Wednesday, May 16, 2007

After 500 years of oppression

Speaking to a continent-wide meeting of bishops in Brazil, Pope Benedict XVI said the Church had not forced itself upon the native people of the Americas. He said, "In effect, the proclamation of Jesus and of his Gospel did not at any point involve an alienation of the pre-Columbus cultures, nor was it the imposition of a foreign culture."

It is absolutely beyond my comprehension how he said this. Spain tried to justify the Conquest--from Columbus on--by claiming it was bringing eternal salvation to the "heathens." At that time, Catholic universities in Europe were teaching that Indians were natural slaves. (They based their teaching on Aristotle in the 4th century B.C.E.) The heathens had to be subdued so they could be saved, and in the process countless Indians died while mining gold and silver that would adorn not just the mansions of Europe but also its cathedrals and shrines.

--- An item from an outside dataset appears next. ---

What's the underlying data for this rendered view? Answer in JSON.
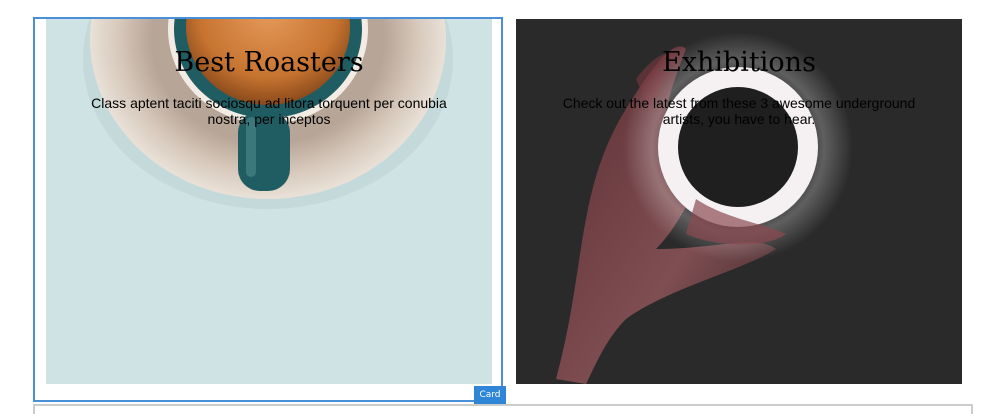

Indeed, many church leaders railed against this born-to-slavery teaching and the atrocities of the Conquistadores, most notably the Dominican bishop Bartolomé de Las Casas, who spent a half century on both sides of the Atlantic defending the Indians. Among his voluminous writings were the long "Account of the Holocaust of the Indies" and "Sixteen Remedies for the Pestilences Destroying the Indies." At one point, he wrote to The Holy Roman Emperor Charles V that if the conversion of Indians to Christianity "could not take place without their death and destruction as has happened till now," it would be better "for them never to become Christians."

500 years later, today's liberation theologians have to continue to cry out for historical honesty and justice for native peoples.